When I fell in love a few years ago — a disastrous event, since the man did not return the feelings — I searched for psychological theories of love which might help me understand my predicament. It was then that I discovered C. G. Jung’s theories on the animus (the man in every woman) and anima (the woman in every man). To this day I feel that this interpretation is a rather sexist one — why are strength, assertiveness, and rationality considered “male” qualities even when found in women? Nevertheless, Jung’s theories did offer an explanation of why we fall in love “at first sight.” Because we are essentially forbidden to express characteristics of the “opposite sex” (assuming you accept such sexist definitions of masculinity and femininity) we segregate these qualities from the rest of our soul and project them on the first pretty (or handsome) face we see. We then embark on a desperate struggle to possess the loved one, and is this not understandable? For it is a part of our own soul, without which we cannot live, that we see in the desired person.

After pondering all of this, I realized that I could prevent such indiscriminate falling in love by accepting the so-called “masculine” qualities of my personality.
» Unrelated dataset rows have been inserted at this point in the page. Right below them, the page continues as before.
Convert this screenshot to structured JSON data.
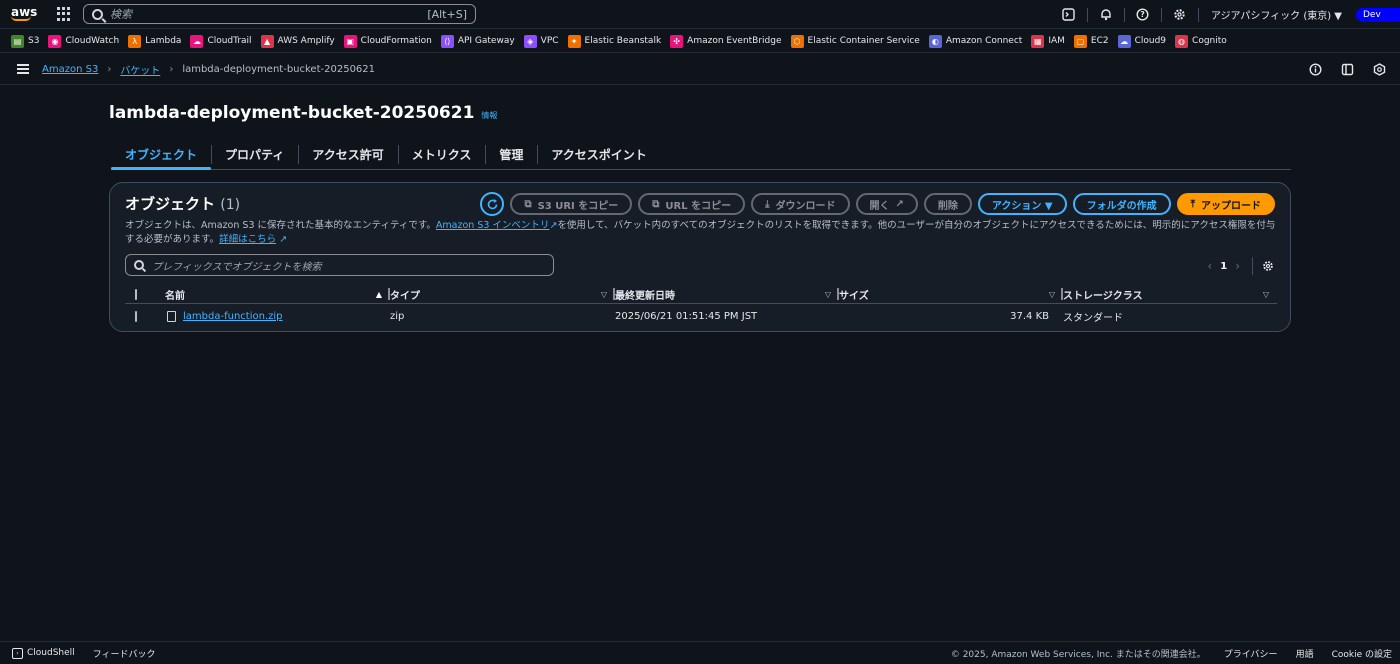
{
  "topbar": {
    "logo": "aws",
    "search_placeholder": "検索",
    "search_shortcut": "[Alt+S]",
    "region": "アジアパシフィック (東京) ▼",
    "account_badge": "Dev"
  },
  "favorites": [
    {
      "label": "S3",
      "color": "#3f8624",
      "glyph": "▤"
    },
    {
      "label": "CloudWatch",
      "color": "#e7157b",
      "glyph": "◉"
    },
    {
      "label": "Lambda",
      "color": "#ed7100",
      "glyph": "λ"
    },
    {
      "label": "CloudTrail",
      "color": "#e7157b",
      "glyph": "☁"
    },
    {
      "label": "AWS Amplify",
      "color": "#dd344c",
      "glyph": "▲"
    },
    {
      "label": "CloudFormation",
      "color": "#e7157b",
      "glyph": "▣"
    },
    {
      "label": "API Gateway",
      "color": "#8c4fff",
      "glyph": "⟨⟩"
    },
    {
      "label": "VPC",
      "color": "#8c4fff",
      "glyph": "◈"
    },
    {
      "label": "Elastic Beanstalk",
      "color": "#ed7100",
      "glyph": "✦"
    },
    {
      "label": "Amazon EventBridge",
      "color": "#e7157b",
      "glyph": "✣"
    },
    {
      "label": "Elastic Container Service",
      "color": "#ed7100",
      "glyph": "⬡"
    },
    {
      "label": "Amazon Connect",
      "color": "#5a65d8",
      "glyph": "◐"
    },
    {
      "label": "IAM",
      "color": "#dd344c",
      "glyph": "▦"
    },
    {
      "label": "EC2",
      "color": "#ed7100",
      "glyph": "▢"
    },
    {
      "label": "Cloud9",
      "color": "#5a65d8",
      "glyph": "☁"
    },
    {
      "label": "Cognito",
      "color": "#dd344c",
      "glyph": "◍"
    }
  ],
  "breadcrumb": {
    "items": [
      "Amazon S3",
      "バケット"
    ],
    "current": "lambda-deployment-bucket-20250621"
  },
  "page": {
    "title": "lambda-deployment-bucket-20250621",
    "info": "情報"
  },
  "tabs": [
    {
      "label": "オブジェクト",
      "active": true
    },
    {
      "label": "プロパティ"
    },
    {
      "label": "アクセス許可"
    },
    {
      "label": "メトリクス"
    },
    {
      "label": "管理"
    },
    {
      "label": "アクセスポイント"
    }
  ],
  "objects_panel": {
    "title": "オブジェクト",
    "count": "(1)",
    "buttons": {
      "copy_s3_uri": "S3 URI をコピー",
      "copy_url": "URL をコピー",
      "download": "ダウンロード",
      "open": "開く",
      "delete": "削除",
      "actions": "アクション ▼",
      "create_folder": "フォルダの作成",
      "upload": "アップロード"
    },
    "description": {
      "part1": "オブジェクトは、Amazon S3 に保存された基本的なエンティティです。",
      "link1": "Amazon S3 インベントリ",
      "part2": "を使用して、バケット内のすべてのオブジェクトのリストを取得できます。他のユーザーが自分のオブジェクトにアクセスできるためには、明示的にアクセス権限を付与する必要があります。",
      "link2": "詳細はこちら"
    },
    "search_placeholder": "プレフィックスでオブジェクトを検索",
    "page_number": "1",
    "columns": [
      "名前",
      "タイプ",
      "最終更新日時",
      "サイズ",
      "ストレージクラス"
    ],
    "rows": [
      {
        "name": "lambda-function.zip",
        "type": "zip",
        "modified": "2025/06/21 01:51:45 PM JST",
        "size": "37.4 KB",
        "storage_class": "スタンダード"
      }
    ]
  },
  "footer": {
    "cloudshell": "CloudShell",
    "feedback": "フィードバック",
    "copyright": "© 2025, Amazon Web Services, Inc. またはその関連会社。",
    "privacy": "プライバシー",
    "terms": "用語",
    "cookie": "Cookie の設定"
  }
}
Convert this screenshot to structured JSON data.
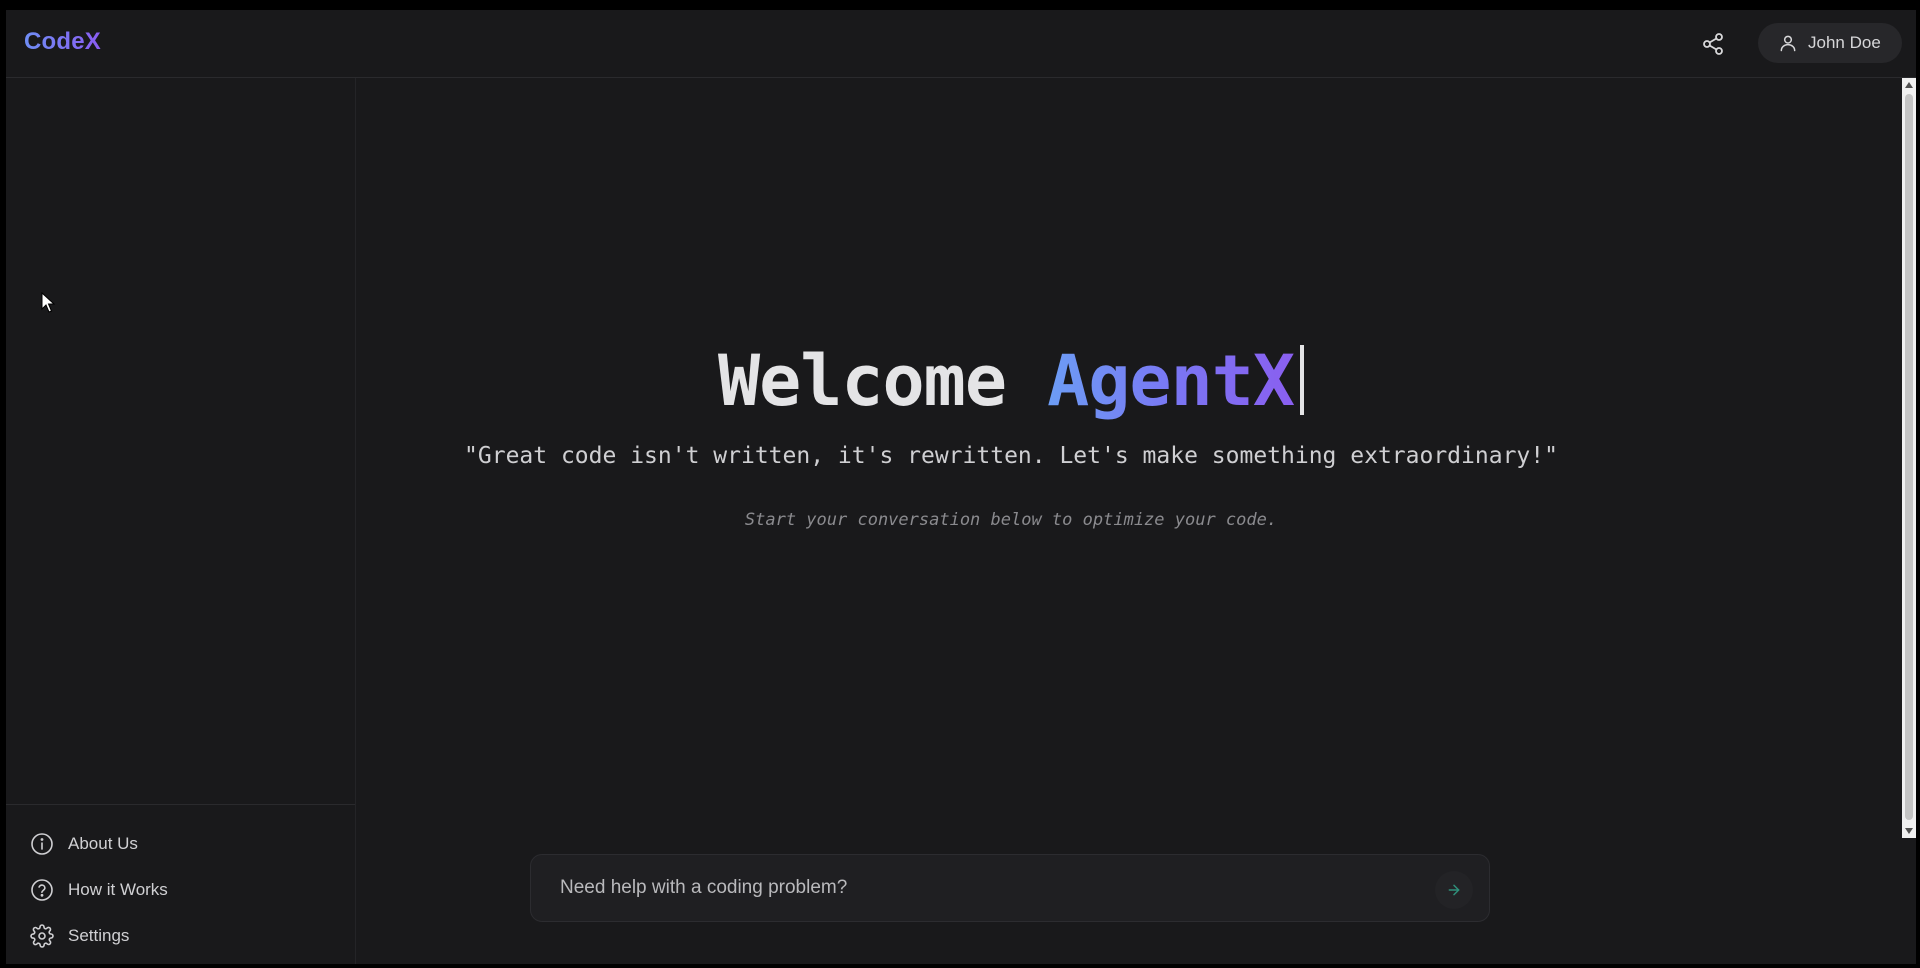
{
  "header": {
    "brand": "CodeX",
    "share_icon": "share-icon",
    "user_icon": "user-icon",
    "user_name": "John Doe"
  },
  "sidebar": {
    "items": [
      {
        "icon": "info-icon",
        "label": "About Us"
      },
      {
        "icon": "help-circle-icon",
        "label": "How it Works"
      },
      {
        "icon": "gear-icon",
        "label": "Settings"
      }
    ]
  },
  "main": {
    "welcome_prefix": "Welcome",
    "welcome_name": "AgentX",
    "quote": "\"Great code isn't written, it's rewritten. Let's make something extraordinary!\"",
    "subtitle": "Start your conversation below to optimize your code."
  },
  "chat": {
    "placeholder": "Need help with a coding problem?",
    "send_icon": "arrow-right-icon"
  },
  "colors": {
    "background": "#19191b",
    "brand_gradient_start": "#6f8ef5",
    "brand_gradient_end": "#8a5df2",
    "send_arrow": "#2f8f7a"
  }
}
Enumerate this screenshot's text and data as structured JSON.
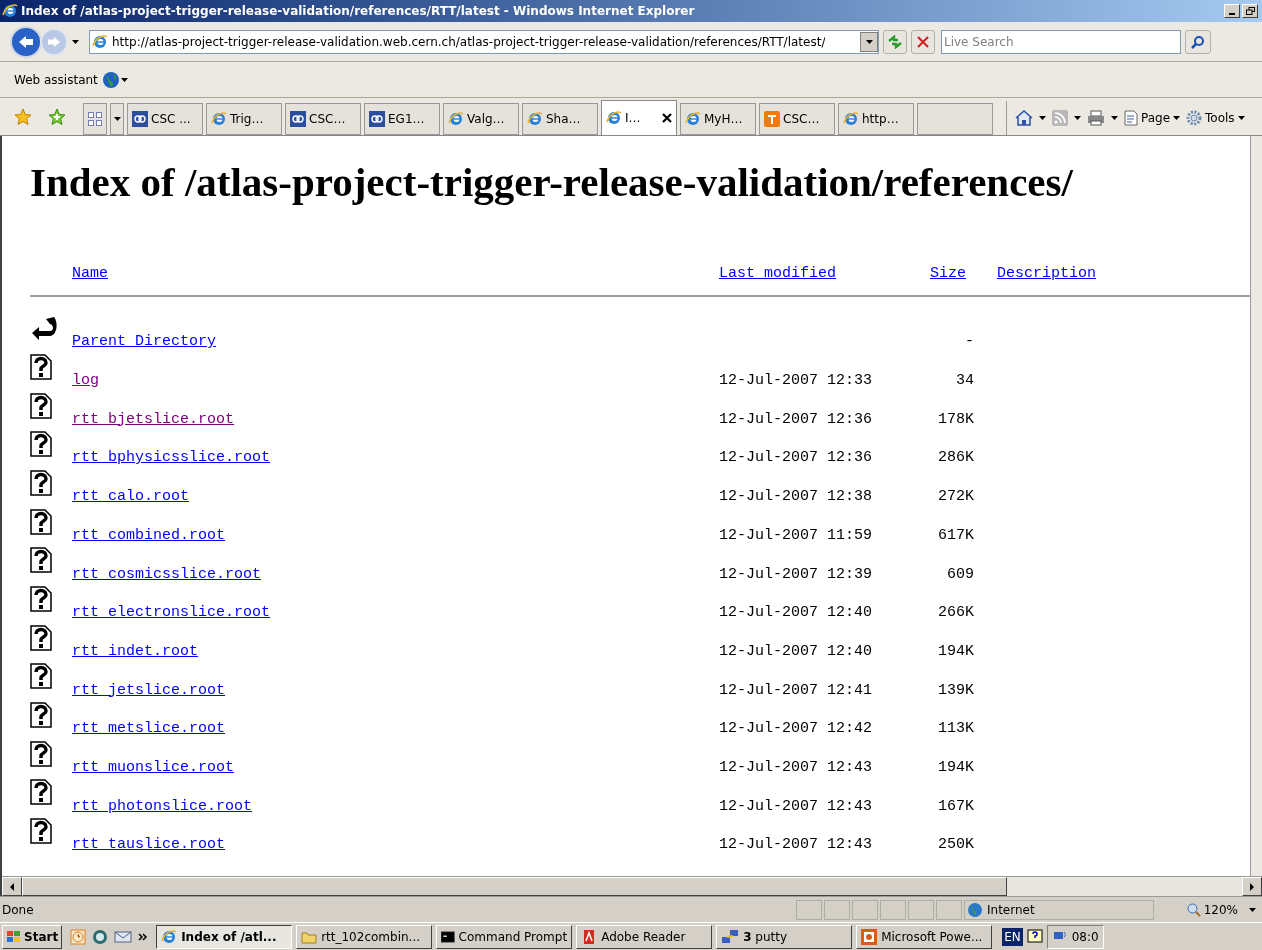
{
  "window": {
    "title": "Index of /atlas-project-trigger-release-validation/references/RTT/latest - Windows Internet Explorer"
  },
  "address_bar": {
    "value": "http://atlas-project-trigger-release-validation.web.cern.ch/atlas-project-trigger-release-validation/references/RTT/latest/"
  },
  "search": {
    "placeholder": "Live Search"
  },
  "links_bar": {
    "label": "Web assistant"
  },
  "tabs": [
    {
      "kind": "csc",
      "label": "CSC ...",
      "selected": false
    },
    {
      "kind": "ie",
      "label": "Trig…",
      "selected": false
    },
    {
      "kind": "csc",
      "label": "CSC…",
      "selected": false
    },
    {
      "kind": "csc",
      "label": "EG1…",
      "selected": false
    },
    {
      "kind": "ie",
      "label": "Valg…",
      "selected": false
    },
    {
      "kind": "ie",
      "label": "Sha…",
      "selected": false
    },
    {
      "kind": "ie",
      "label": "I…",
      "selected": true
    },
    {
      "kind": "ie",
      "label": "MyH…",
      "selected": false
    },
    {
      "kind": "t",
      "label": "CSC…",
      "selected": false
    },
    {
      "kind": "ie",
      "label": "http…",
      "selected": false
    },
    {
      "kind": "blank",
      "selected": false
    }
  ],
  "command_bar": [
    "Page",
    "Tools"
  ],
  "page": {
    "heading": "Index of /atlas-project-trigger-release-validation/references/",
    "columns": [
      "Name",
      "Last modified",
      "Size",
      "Description"
    ],
    "rows": [
      {
        "kind": "parent",
        "name": "Parent Directory",
        "visited": false,
        "size": "-"
      },
      {
        "kind": "file",
        "name": "log",
        "visited": true,
        "modified": "12-Jul-2007 12:33",
        "size": "34"
      },
      {
        "kind": "file",
        "name": "rtt_bjetslice.root",
        "visited": true,
        "modified": "12-Jul-2007 12:36",
        "size": "178K"
      },
      {
        "kind": "file",
        "name": "rtt_bphysicsslice.root",
        "visited": false,
        "modified": "12-Jul-2007 12:36",
        "size": "286K"
      },
      {
        "kind": "file",
        "name": "rtt_calo.root",
        "visited": false,
        "modified": "12-Jul-2007 12:38",
        "size": "272K"
      },
      {
        "kind": "file",
        "name": "rtt_combined.root",
        "visited": false,
        "modified": "12-Jul-2007 11:59",
        "size": "617K"
      },
      {
        "kind": "file",
        "name": "rtt_cosmicsslice.root",
        "visited": false,
        "modified": "12-Jul-2007 12:39",
        "size": "609"
      },
      {
        "kind": "file",
        "name": "rtt_electronslice.root",
        "visited": false,
        "modified": "12-Jul-2007 12:40",
        "size": "266K"
      },
      {
        "kind": "file",
        "name": "rtt_indet.root",
        "visited": false,
        "modified": "12-Jul-2007 12:40",
        "size": "194K"
      },
      {
        "kind": "file",
        "name": "rtt_jetslice.root",
        "visited": false,
        "modified": "12-Jul-2007 12:41",
        "size": "139K"
      },
      {
        "kind": "file",
        "name": "rtt_metslice.root",
        "visited": false,
        "modified": "12-Jul-2007 12:42",
        "size": "113K"
      },
      {
        "kind": "file",
        "name": "rtt_muonslice.root",
        "visited": false,
        "modified": "12-Jul-2007 12:43",
        "size": "194K"
      },
      {
        "kind": "file",
        "name": "rtt_photonslice.root",
        "visited": false,
        "modified": "12-Jul-2007 12:43",
        "size": "167K"
      },
      {
        "kind": "file",
        "name": "rtt_tauslice.root",
        "visited": false,
        "modified": "12-Jul-2007 12:43",
        "size": "250K"
      }
    ]
  },
  "status_bar": {
    "text": "Done",
    "zone": "Internet",
    "zoom": "120%"
  },
  "taskbar": {
    "start": "Start",
    "tasks": [
      {
        "kind": "ie",
        "label": "Index of /atl...",
        "selected": true
      },
      {
        "kind": "folder",
        "label": "rtt_102combin...",
        "selected": false
      },
      {
        "kind": "cmd",
        "label": "Command Prompt",
        "selected": false
      },
      {
        "kind": "pdf",
        "label": "Adobe Reader",
        "selected": false
      },
      {
        "kind": "putty",
        "label": "**3** putty",
        "selected": false
      },
      {
        "kind": "ppt",
        "label": "Microsoft Powe...",
        "selected": false
      }
    ],
    "language": "EN",
    "clock": "08:0"
  }
}
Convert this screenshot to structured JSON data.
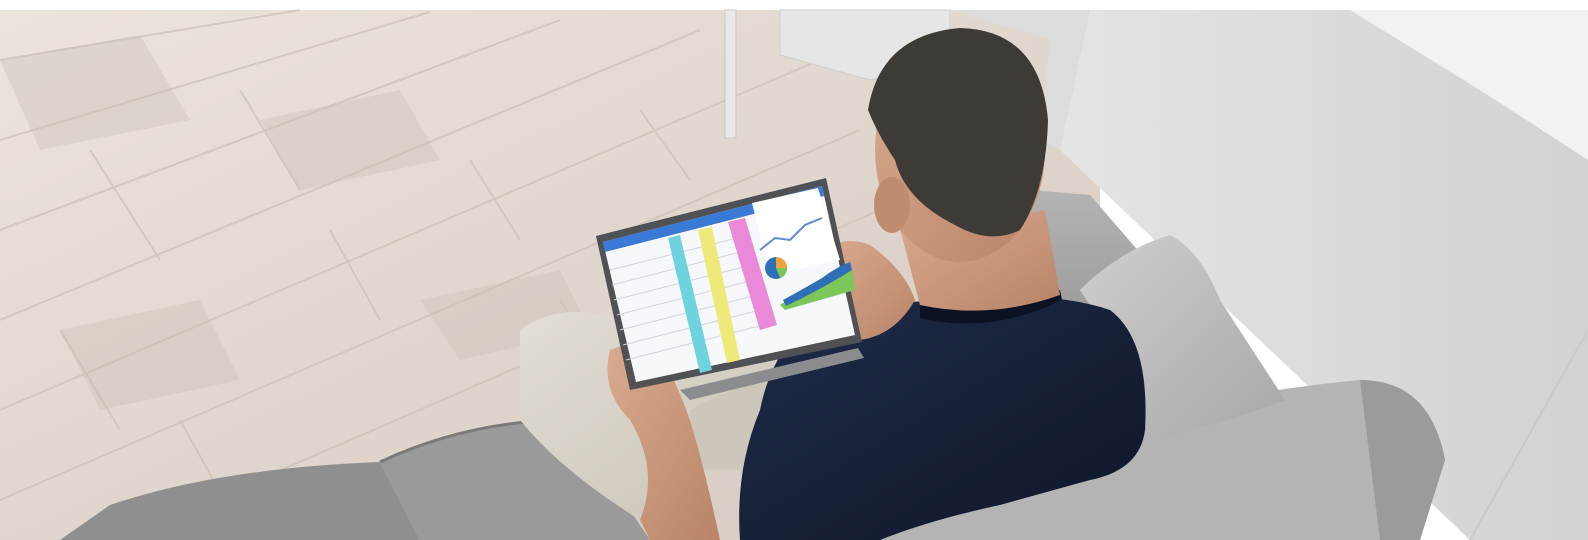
{
  "image": {
    "alt": "",
    "colors": {
      "floor_light": "#e7dfd8",
      "floor_mid": "#d8cec5",
      "floor_dark": "#c9beb4",
      "wall": "#dedede",
      "wall_light": "#efefef",
      "sofa": "#a9a9a9",
      "sofa_dark": "#8e8e8e",
      "sofa_light": "#c2c2c2",
      "shirt": "#17223a",
      "skin": "#c99a80",
      "hair": "#3e3a36",
      "pants": "#d8d3c8",
      "tablet_frame": "#505254",
      "screen": "#f7f8fb",
      "sheet_cyan": "#6fd3df",
      "sheet_yellow": "#efe97a",
      "sheet_pink": "#eb89d9",
      "sheet_header": "#3b79d6",
      "chart_blue": "#2f6fb8",
      "chart_green": "#7cc65a",
      "chart_orange": "#f0a23a"
    }
  }
}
I am a whole person — not a half who “needs” another half, like an addict needs his/her drug. I no longer search the world anxiously for “Mr. Right” because I already possess him — he is a part of my own soul (is that not the ultimate union?). What is the man in me like? He is very much like me.

Ruth M. Shipley

The woman in me is a vampire, she shows her teeth and sucks the blood from flowers. she wears makeup and rosewater and when she shakes her hair I see she is really after all only the man in me. the woman in me is a gardener, living in a primitive italian village, alone, with five cats, who teaches the starlings to talk like Rhiannon of the Birds in ages past. she has black hair and gray eyes and when she breathes water oozes from her genitals. when she walks through the village everyone stops, turns to look at her, she mutters, they have never seen a man with such strength and virtue!

the man in me is delicate and iron. he rises in the morning and enters the forest other men have built and chops wood. he chops forever and his beard is feverish and melon. at night, when he returns home, a man waits for him with red eyes and arms like water and the water flows across his belly and the all day illusion of manliness becomes a fable and he lets his hair down and his voice simmers in a pot in the kitchen.

the man in me is greedy and eats everything! he never stops eating! and he keeps in each pocket a secret voice and certain magical boxes received from midnight horses and a white woman who is voiceless and speaks through her jewelry. the man in me constructs towers of babel and mixes language. the woman in me invents pottery and bread and births children in the form of poetry.

the man in me starts wars and the woman in me ends them. the woman in me starts wars and the man in me ends them.

for a long time i suckled confusion’s breasts. the world described to me the circumference of woman and the perimeter of man. i fit neither. i gave myself to one and then the other. i would stand in front of the mirror and trace the contour of my body, sharp black eyes, soft hair, angular jaw, the broad shoulders, the sinewy belly, the narrow hips, cinnamon cock, the lean strong legs, ripe feet, and i would desire woman as no man has ever desired her. then i would close my eyes and feel my womb swelling and open my eyes and they would butterfly, my hair would redden, my lips moisten, breasts heave, my legs and hips undulate, i would dance and gyrate and desire man as no woman ever desired him.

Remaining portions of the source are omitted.